What is a genome? What is a genome made of? Describe the bacterial genome. How do bacteria reproduce? What is binary fission? Distinguish between a chromosome and chromatin. Where are chromosomes located in eukaryotic cells? What is the chromosome made of? What is a centromere? What is the centromere's role? What are sister chromatids and how do they arise? Distinguish between somatic cells and germ (gametes) cells. Describe the cell cycle. What are the different phases? What occurs during S phase? What is interphase? How is the cell cycle controlled?

Describe mitosis. What are the phases of mitosis? What occurs in each of the phases of mitosis? What is cytokinesis? How does this differ between plant and animal cells? What is a kinetochore? Where does it form? What is its role? What is the role of microtubules in mitosis? What is a centriole and what is it composed of? What is a centrosome and what is its role in mitosis? What is the metaphase plate and why is this important? What is the mitotic spindle, its role and its makeup? What defines a diploid cell? How many copies of each chromosome is in a diploid cell? What about a haploid cell? Why do the daughter cells of mitosis always have the same complement of chromosomes?

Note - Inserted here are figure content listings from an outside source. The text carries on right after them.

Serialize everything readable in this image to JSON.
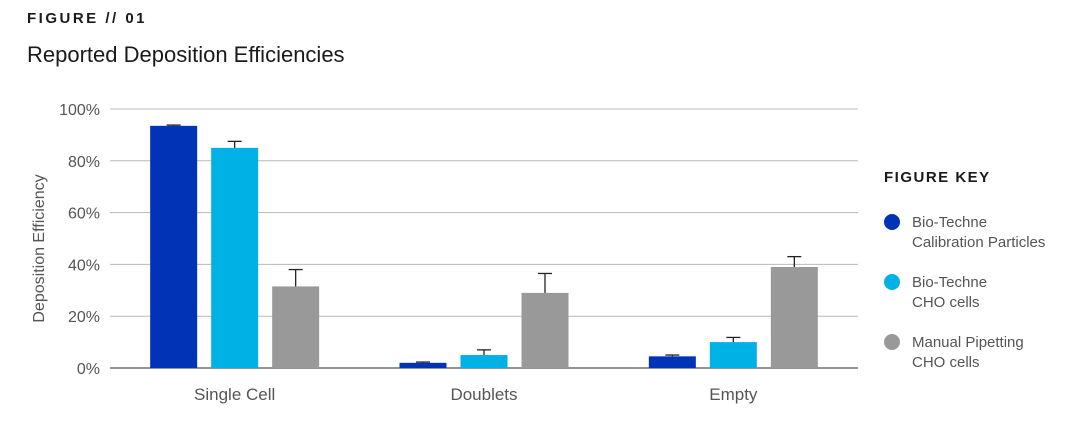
{
  "figure_label": "FIGURE  //  01",
  "figure_title": "Reported Deposition Efficiencies",
  "key": {
    "title": "FIGURE KEY",
    "items": [
      {
        "line1": "Bio-Techne",
        "line2": "Calibration Particles",
        "color": "#0033b5"
      },
      {
        "line1": "Bio-Techne",
        "line2": "CHO cells",
        "color": "#00b1e6"
      },
      {
        "line1": "Manual Pipetting",
        "line2": "CHO cells",
        "color": "#999999"
      }
    ]
  },
  "chart_data": {
    "type": "bar",
    "categories": [
      "Single Cell",
      "Doublets",
      "Empty"
    ],
    "series": [
      {
        "values": [
          93.5,
          2.0,
          4.5
        ],
        "errors": [
          0.3,
          0.3,
          0.5
        ],
        "color": "#0033b5"
      },
      {
        "values": [
          85,
          5,
          10
        ],
        "errors": [
          2.5,
          2.0,
          1.8
        ],
        "color": "#00b1e6"
      },
      {
        "values": [
          31.5,
          29,
          39
        ],
        "errors": [
          6.5,
          7.5,
          4.0
        ],
        "color": "#999999"
      }
    ],
    "ylabel": "Deposition Efficiency",
    "ylim": [
      0,
      100
    ],
    "yticks": [
      "0%",
      "20%",
      "40%",
      "60%",
      "80%",
      "100%"
    ],
    "grid": true
  }
}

Describe meiosis. What are the phases of meiosis? What occurs in each of the phases of meiosis? Distinguish between meiosis I and meiosis II and describe how each of these processes compare to mitosis. Why do animal cells undergo meiosis? What is a gamete? What is a zygote? What are recombination, crossing-over, and chiasma? When and why does this occur? What is meant by 'homologous pair of chromosomes'? Why don't the daughter cells of meiosis have the same genetic makeup? What controls the segregation of chromosomes into the gametes?

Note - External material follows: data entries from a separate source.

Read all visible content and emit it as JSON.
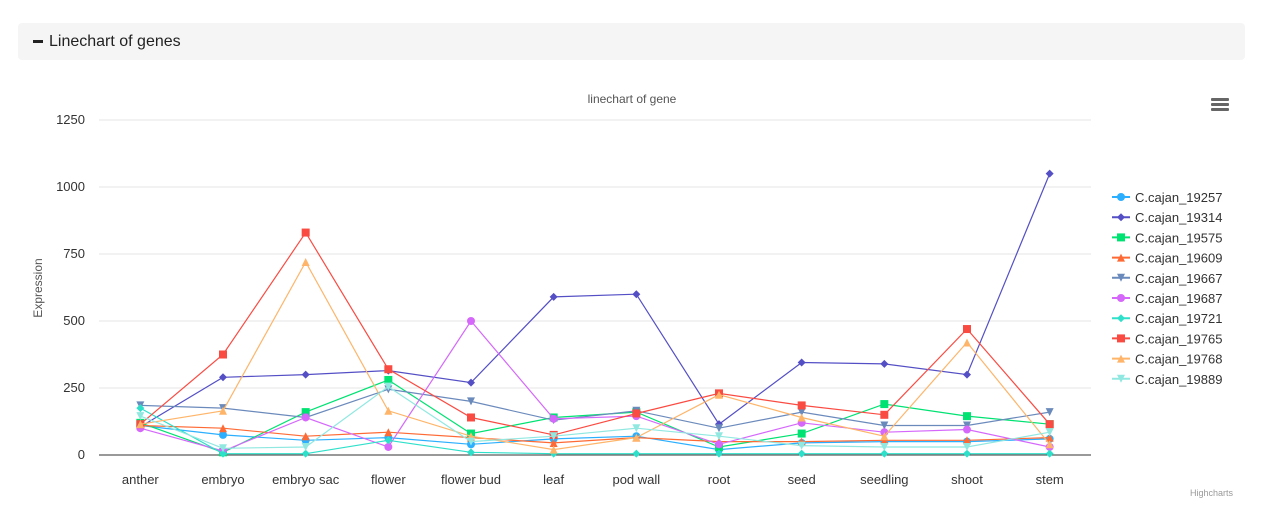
{
  "panel": {
    "title": "Linechart of genes"
  },
  "chart_data": {
    "type": "line",
    "title": "linechart of gene",
    "xlabel": "",
    "ylabel": "Expression",
    "ylim": [
      0,
      1250
    ],
    "yticks": [
      0,
      250,
      500,
      750,
      1000,
      1250
    ],
    "ytick_labels": [
      "0",
      "250",
      "500",
      "750",
      "1000",
      "1250"
    ],
    "grid": true,
    "legend_position": "right",
    "credits": "Highcharts",
    "categories": [
      "anther",
      "embryo",
      "embryo sac",
      "flower",
      "flower bud",
      "leaf",
      "pod wall",
      "root",
      "seed",
      "seedling",
      "shoot",
      "stem"
    ],
    "series": [
      {
        "name": "C.cajan_19257",
        "color": "#2caffe",
        "marker": "circle",
        "values": [
          110,
          75,
          55,
          65,
          40,
          60,
          70,
          20,
          45,
          50,
          50,
          60
        ]
      },
      {
        "name": "C.cajan_19314",
        "color": "#544fc5",
        "marker": "diamond",
        "values": [
          105,
          290,
          300,
          315,
          270,
          590,
          600,
          115,
          345,
          340,
          300,
          1050
        ]
      },
      {
        "name": "C.cajan_19575",
        "color": "#00e272",
        "marker": "square",
        "values": [
          120,
          10,
          160,
          280,
          80,
          140,
          160,
          30,
          80,
          190,
          145,
          115
        ]
      },
      {
        "name": "C.cajan_19609",
        "color": "#fe6a35",
        "marker": "triangle",
        "values": [
          110,
          100,
          70,
          85,
          65,
          45,
          65,
          50,
          50,
          55,
          55,
          65
        ]
      },
      {
        "name": "C.cajan_19667",
        "color": "#6b8abc",
        "marker": "triangle-down",
        "values": [
          185,
          175,
          140,
          245,
          200,
          130,
          165,
          100,
          160,
          110,
          110,
          160
        ]
      },
      {
        "name": "C.cajan_19687",
        "color": "#d568fb",
        "marker": "circle",
        "values": [
          100,
          15,
          140,
          30,
          500,
          135,
          145,
          40,
          120,
          85,
          95,
          30
        ]
      },
      {
        "name": "C.cajan_19721",
        "color": "#2ee0ca",
        "marker": "diamond",
        "values": [
          175,
          5,
          5,
          55,
          10,
          5,
          5,
          5,
          5,
          5,
          5,
          5
        ]
      },
      {
        "name": "C.cajan_19765",
        "color": "#fa4b42",
        "marker": "square",
        "values": [
          115,
          375,
          830,
          320,
          140,
          75,
          155,
          230,
          185,
          150,
          470,
          115
        ]
      },
      {
        "name": "C.cajan_19768",
        "color": "#feb56a",
        "marker": "triangle",
        "values": [
          115,
          165,
          720,
          165,
          70,
          20,
          65,
          225,
          140,
          70,
          420,
          40
        ]
      },
      {
        "name": "C.cajan_19889",
        "color": "#91e8e1",
        "marker": "triangle-down",
        "values": [
          145,
          25,
          30,
          255,
          50,
          70,
          100,
          70,
          35,
          30,
          30,
          85
        ]
      }
    ]
  }
}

What are genetic characters? What are genetic traits? What is an allele? What is a locus? How many alleles at each locus would a human cell have and why? Distinguish between genotype and phenotype. What is meant by a dominant gene? What is meant by a recessive gene? How do these differ? What is the genotype of a homozygous dominant organism? What is its phenotype? What is the genotype of a homozygous recessive organism? What is its phenotype? What is the genotype of a heterozygous organism? What is its phenotype? What is a genetic cross? Distinguish between the P, F1, and F2 generations. What is a true-breeding line? What is the genotype and phenotype of a cross between homozygous dominant and homozygous recessive parents? If the F1 progeny are crossed, what would be the genotype and phenotype of the F2 generation? What would be the phenotypic ratio? What would be the genotypic ratio? Be ready to generate Punnet square tests or probability analyses of crosses involving more than one genetic locus. Describe a dihybrid cross where two alleles are homozygous dominant in one parent and homozygous recessive in the other. What would be the phenotypic ratio of the F2 generation from this dihybrid cross? What is meant by independent assortment? Be prepared to calculate probabilities resulting from different crosses.

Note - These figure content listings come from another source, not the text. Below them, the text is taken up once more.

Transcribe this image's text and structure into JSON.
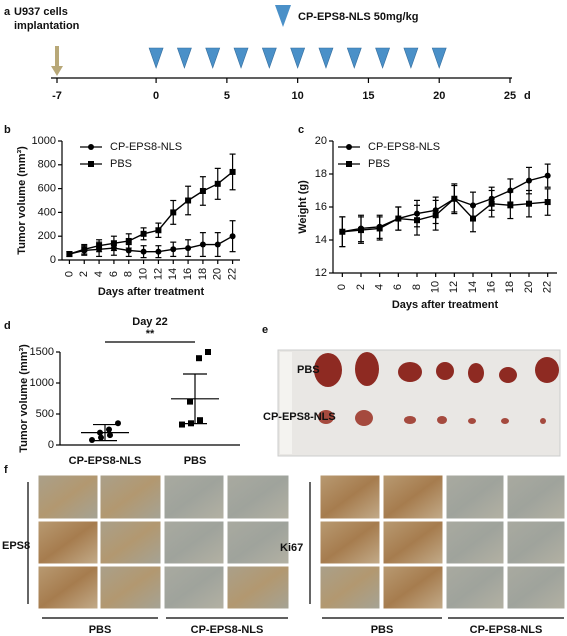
{
  "panel_labels": [
    "a",
    "b",
    "c",
    "d",
    "e",
    "f"
  ],
  "chart_data": [
    {
      "type": "timeline",
      "annotation_lines": [
        "U937 cells",
        "implantation"
      ],
      "event_x": -7,
      "dose_label": "CP-EPS8-NLS 50mg/kg",
      "dose_x": [
        0,
        2,
        4,
        6,
        8,
        10,
        12,
        14,
        16,
        18,
        20
      ],
      "xlim": [
        -7,
        25
      ],
      "xticks": [
        -7,
        0,
        5,
        10,
        15,
        20,
        25
      ],
      "unit": "d",
      "event_color": "#b8a878",
      "dose_color": "#4a90c8"
    },
    {
      "type": "line",
      "xlabel": "Days after treatment",
      "ylabel": "Tumor volume (mm³)",
      "x": [
        0,
        2,
        4,
        6,
        8,
        10,
        12,
        14,
        16,
        18,
        20,
        22
      ],
      "xlim": [
        -1,
        23
      ],
      "xticks": [
        0,
        2,
        4,
        6,
        8,
        10,
        12,
        14,
        16,
        18,
        20,
        22
      ],
      "ylim": [
        0,
        1000
      ],
      "yticks": [
        0,
        200,
        400,
        600,
        800,
        1000
      ],
      "series": [
        {
          "name": "CP-EPS8-NLS",
          "marker": "circle",
          "color": "#000000",
          "values": [
            50,
            80,
            90,
            100,
            80,
            70,
            70,
            90,
            100,
            130,
            130,
            200
          ],
          "errors": [
            20,
            40,
            60,
            60,
            50,
            50,
            50,
            60,
            70,
            100,
            100,
            130
          ]
        },
        {
          "name": "PBS",
          "marker": "square",
          "color": "#000000",
          "values": [
            50,
            90,
            120,
            140,
            160,
            220,
            250,
            400,
            500,
            580,
            640,
            740
          ],
          "errors": [
            20,
            40,
            50,
            60,
            60,
            50,
            60,
            100,
            120,
            120,
            130,
            150
          ]
        }
      ]
    },
    {
      "type": "line",
      "xlabel": "Days after treatment",
      "ylabel": "Weight (g)",
      "x": [
        0,
        2,
        4,
        6,
        8,
        10,
        12,
        14,
        16,
        18,
        20,
        22
      ],
      "xlim": [
        -1,
        23
      ],
      "xticks": [
        0,
        2,
        4,
        6,
        8,
        10,
        12,
        14,
        16,
        18,
        20,
        22
      ],
      "ylim": [
        12,
        20
      ],
      "yticks": [
        12,
        14,
        16,
        18,
        20
      ],
      "series": [
        {
          "name": "CP-EPS8-NLS",
          "marker": "circle",
          "color": "#000000",
          "values": [
            14.5,
            14.7,
            14.8,
            15.3,
            15.6,
            15.8,
            16.5,
            16.1,
            16.5,
            17.0,
            17.6,
            17.9
          ],
          "errors": [
            0.9,
            0.8,
            0.7,
            0.7,
            0.8,
            0.8,
            0.9,
            0.8,
            0.7,
            0.7,
            0.8,
            0.7
          ]
        },
        {
          "name": "PBS",
          "marker": "square",
          "color": "#000000",
          "values": [
            14.5,
            14.6,
            14.7,
            15.3,
            15.2,
            15.5,
            16.5,
            15.3,
            16.2,
            16.1,
            16.2,
            16.3
          ],
          "errors": [
            0.9,
            0.8,
            0.7,
            0.7,
            0.9,
            0.9,
            0.8,
            0.8,
            0.8,
            0.8,
            0.8,
            0.8
          ]
        }
      ]
    },
    {
      "type": "dot",
      "title": "Day 22",
      "annotation": "**",
      "ylabel": "Tumor volume (mm³)",
      "categories": [
        "CP-EPS8-NLS",
        "PBS"
      ],
      "markers": [
        "circle",
        "square"
      ],
      "points": [
        [
          80,
          120,
          160,
          200,
          250,
          350
        ],
        [
          330,
          350,
          400,
          700,
          1400,
          1500
        ]
      ],
      "means": [
        200,
        745
      ],
      "sd": [
        130,
        400
      ],
      "ylim": [
        0,
        1500
      ],
      "yticks": [
        0,
        500,
        1000,
        1500
      ]
    }
  ],
  "photo": {
    "row_labels": [
      "PBS",
      "CP-EPS8-NLS"
    ]
  },
  "ihc": {
    "stains": [
      "EPS8",
      "Ki67"
    ],
    "groups": [
      "PBS",
      "CP-EPS8-NLS"
    ]
  }
}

Distinguish between complete and incomplete dominance. How would incomplete dominance alter the results of a hybrid cross? What would the resulting F2 generation phenotype and genotype ratios be? What is codominance? How does this affect the results of crosses? Be prepared to determine likely blood types of parents based on the blood types of their offspring. What is a polygenic trait? What is a carrier state for a genetic disease? What is meant by linked genes? How does this affect expected outcomes of genetic crosses? How is gene linkage used for chromosomal mapping? Distinguish between autosomes and sex chromosomes. What sex chromosomes are found in women? What sex chromosomes are found in men? What are sex-linked traits? Be prepared to give the results of crosses that involve sex-linked recessive traits. What is the process of nondisjunction? What are the likely results? Why is this important? What is a Barr body? Recognize the genetic abnormality of Downs Syndrome, Turner's Syndrome, and Klinefelter's Syndrome.